In realtà non è stato l'unico libro di cucina acquistato, ma del sacro tomo the art of mexican cooking di Diana Kennedy ci saranno molteplici occasioni di parlarne.
Dicesi cucina mediorientale quell'insieme di ricette che, con poche differenze, si ritrovano in due o più paesi tra Libano, Cipro, Turchia, Iran, Iraq, Giordania e Siria.
Se questa definizione sia giusta o meno, lo lascio decidere a chi ha titoli ed esami per farlo, io sono un umile entusiasta della cucina libanese, non un critico gastronomico gallonato.
Sia come sia, oggi parliamo di tabouleh (o di tabbouleh, tabbula, tabuli che dir si voglia...) e falafel (o felafel?), la deliziosa insalata a base di prezzemolo e bulgur (grano spezzato) e le crocchette di ceci e spezie. Entrambe queste ricette si ritrovano praticamente identiche in Libano, Siria e Giordania. Per completare la frugale cenetta ho preparato anche del hummous, già comparso su questi schermi in precedenza. La pita apocrifa invece, anatema su di me, era stata invece banalmente comprata... Se poi voi, volendo strafare, ci aggiungete anche del baba ganoush, qualche oliva condita e magari pure qualche dolma (gli involtini di foglia di vite), avrete allestito un eccellente parata di mezze (così come vengono chiamati gli antipasti misti).
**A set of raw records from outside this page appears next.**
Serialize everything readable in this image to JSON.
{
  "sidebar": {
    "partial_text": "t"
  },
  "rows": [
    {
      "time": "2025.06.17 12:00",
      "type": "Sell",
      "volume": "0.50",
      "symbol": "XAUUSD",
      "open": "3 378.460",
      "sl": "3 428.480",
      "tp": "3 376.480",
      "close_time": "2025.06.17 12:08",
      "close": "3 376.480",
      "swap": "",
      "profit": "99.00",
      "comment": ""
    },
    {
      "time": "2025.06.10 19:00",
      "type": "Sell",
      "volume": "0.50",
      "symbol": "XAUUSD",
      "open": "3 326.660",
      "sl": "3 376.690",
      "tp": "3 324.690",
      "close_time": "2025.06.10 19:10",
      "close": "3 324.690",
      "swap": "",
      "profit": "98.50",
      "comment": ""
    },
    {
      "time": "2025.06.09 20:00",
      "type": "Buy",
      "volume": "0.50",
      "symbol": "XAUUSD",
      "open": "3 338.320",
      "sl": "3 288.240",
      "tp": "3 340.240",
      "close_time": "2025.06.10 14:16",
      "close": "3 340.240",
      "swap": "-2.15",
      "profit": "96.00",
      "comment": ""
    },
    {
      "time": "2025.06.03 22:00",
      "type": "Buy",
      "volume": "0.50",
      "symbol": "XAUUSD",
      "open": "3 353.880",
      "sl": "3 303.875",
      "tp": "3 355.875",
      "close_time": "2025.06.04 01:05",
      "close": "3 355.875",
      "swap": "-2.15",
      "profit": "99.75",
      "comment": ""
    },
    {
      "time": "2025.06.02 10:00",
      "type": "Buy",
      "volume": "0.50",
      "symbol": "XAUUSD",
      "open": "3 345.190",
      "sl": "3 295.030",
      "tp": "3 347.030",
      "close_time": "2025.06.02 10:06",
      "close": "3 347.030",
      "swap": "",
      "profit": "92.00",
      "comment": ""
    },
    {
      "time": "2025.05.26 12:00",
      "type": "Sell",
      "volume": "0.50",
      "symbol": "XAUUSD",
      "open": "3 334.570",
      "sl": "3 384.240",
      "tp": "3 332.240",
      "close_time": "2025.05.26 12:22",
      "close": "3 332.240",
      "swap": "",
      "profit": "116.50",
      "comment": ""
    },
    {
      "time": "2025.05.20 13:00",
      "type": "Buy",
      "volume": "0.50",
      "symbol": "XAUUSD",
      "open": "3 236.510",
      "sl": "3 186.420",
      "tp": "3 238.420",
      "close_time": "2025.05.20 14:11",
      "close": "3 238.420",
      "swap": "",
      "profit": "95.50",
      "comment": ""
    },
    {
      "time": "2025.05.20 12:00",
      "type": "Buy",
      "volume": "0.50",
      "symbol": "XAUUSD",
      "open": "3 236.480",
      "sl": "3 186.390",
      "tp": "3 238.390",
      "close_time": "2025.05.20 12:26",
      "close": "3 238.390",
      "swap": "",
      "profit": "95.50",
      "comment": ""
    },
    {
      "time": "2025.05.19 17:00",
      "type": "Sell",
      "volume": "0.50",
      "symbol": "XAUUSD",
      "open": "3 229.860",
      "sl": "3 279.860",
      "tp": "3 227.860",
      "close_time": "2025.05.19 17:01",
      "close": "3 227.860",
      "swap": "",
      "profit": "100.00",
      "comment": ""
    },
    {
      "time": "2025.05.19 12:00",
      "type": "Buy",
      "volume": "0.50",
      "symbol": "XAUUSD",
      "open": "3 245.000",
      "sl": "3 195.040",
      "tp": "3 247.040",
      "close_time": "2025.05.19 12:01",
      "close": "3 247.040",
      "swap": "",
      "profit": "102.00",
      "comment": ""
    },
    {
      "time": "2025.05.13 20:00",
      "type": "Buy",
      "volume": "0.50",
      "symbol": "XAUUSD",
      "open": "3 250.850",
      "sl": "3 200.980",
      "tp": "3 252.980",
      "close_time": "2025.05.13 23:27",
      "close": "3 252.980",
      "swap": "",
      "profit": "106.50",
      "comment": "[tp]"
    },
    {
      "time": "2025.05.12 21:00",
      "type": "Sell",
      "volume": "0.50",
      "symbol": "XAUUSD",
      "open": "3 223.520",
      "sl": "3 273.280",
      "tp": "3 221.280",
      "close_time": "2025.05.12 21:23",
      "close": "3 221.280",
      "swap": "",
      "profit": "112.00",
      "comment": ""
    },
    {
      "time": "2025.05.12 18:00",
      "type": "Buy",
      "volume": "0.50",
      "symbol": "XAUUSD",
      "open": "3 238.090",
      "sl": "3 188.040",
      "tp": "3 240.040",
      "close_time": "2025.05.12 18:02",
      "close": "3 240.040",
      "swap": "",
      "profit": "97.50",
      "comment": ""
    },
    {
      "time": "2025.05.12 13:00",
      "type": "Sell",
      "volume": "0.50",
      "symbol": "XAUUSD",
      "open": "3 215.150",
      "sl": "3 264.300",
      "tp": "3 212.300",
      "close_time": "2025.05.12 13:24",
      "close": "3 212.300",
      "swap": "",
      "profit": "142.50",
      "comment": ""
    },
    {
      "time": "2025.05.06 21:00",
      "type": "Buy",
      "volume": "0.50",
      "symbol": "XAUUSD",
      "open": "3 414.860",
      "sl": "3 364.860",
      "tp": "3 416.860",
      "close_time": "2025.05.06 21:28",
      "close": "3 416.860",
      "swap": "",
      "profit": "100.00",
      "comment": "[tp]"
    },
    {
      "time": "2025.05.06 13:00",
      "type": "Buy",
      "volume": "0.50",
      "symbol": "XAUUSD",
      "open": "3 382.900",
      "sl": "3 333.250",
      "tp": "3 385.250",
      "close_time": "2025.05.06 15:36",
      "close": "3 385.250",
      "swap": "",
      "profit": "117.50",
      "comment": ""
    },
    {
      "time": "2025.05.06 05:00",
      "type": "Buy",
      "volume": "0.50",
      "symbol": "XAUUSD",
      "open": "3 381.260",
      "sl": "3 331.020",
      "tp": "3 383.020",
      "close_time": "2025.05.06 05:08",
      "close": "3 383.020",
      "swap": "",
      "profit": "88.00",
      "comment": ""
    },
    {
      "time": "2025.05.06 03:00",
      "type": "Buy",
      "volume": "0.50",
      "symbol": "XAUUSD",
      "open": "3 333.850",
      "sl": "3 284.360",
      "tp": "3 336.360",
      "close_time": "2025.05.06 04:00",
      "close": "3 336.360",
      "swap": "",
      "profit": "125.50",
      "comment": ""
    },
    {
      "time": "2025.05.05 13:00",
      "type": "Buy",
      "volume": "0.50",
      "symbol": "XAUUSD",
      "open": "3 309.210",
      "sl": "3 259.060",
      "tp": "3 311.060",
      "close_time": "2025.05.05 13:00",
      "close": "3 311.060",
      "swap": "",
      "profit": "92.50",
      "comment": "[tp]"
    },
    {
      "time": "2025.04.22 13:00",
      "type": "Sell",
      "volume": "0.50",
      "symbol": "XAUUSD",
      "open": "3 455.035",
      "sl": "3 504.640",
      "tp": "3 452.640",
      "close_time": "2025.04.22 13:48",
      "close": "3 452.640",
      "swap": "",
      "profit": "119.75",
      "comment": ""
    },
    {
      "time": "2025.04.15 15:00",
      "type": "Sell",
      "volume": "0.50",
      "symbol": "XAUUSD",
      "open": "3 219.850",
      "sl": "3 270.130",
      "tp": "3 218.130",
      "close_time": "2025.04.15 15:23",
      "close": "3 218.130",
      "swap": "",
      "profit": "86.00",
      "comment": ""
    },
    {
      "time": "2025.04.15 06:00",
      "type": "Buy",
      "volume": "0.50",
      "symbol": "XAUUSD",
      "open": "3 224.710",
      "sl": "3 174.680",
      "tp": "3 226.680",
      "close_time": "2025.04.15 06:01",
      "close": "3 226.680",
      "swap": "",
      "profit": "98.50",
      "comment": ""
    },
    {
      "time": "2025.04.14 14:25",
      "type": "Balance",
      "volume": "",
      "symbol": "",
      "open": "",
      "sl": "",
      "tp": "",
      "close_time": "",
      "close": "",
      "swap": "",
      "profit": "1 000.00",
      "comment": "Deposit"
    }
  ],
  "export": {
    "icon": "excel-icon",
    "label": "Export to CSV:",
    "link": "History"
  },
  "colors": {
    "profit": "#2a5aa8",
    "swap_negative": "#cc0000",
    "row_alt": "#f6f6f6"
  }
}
Ingredienti per il tabouleh:
180g di prezzemolo fresco
125g di bulgur
60ml olio di oliva extravergine q.b.
tre cucchiai di menta fresca tritata
due pomodori maturi
una cipolla bianca piccola
due cucchiai di succo di limone
sale q.b.
pepe q.b.
Ingredienti per i falafel:
300g di ceci secchi
sei cucchiai di prezzemolo fresco tritato
tre cucchiai di coriandolo fresco tritato
due spicchi d'aglio
una cipolla piccola
un cucchiaino di coriandolo macinato
un cucchiaino di cumino macinato
mezzo cucchiaino di peperoncino rosso macinato
mezzo cucchiaino di bicarbonato di sodio
un cucchiaino di sale
pepe nero q.b.
olio per friggere q.b.
Procedimento per il tabouleh:
Mettere a bagno in acqua fredda il bulgur (chiamato anche burghul) per circa mezz'ora.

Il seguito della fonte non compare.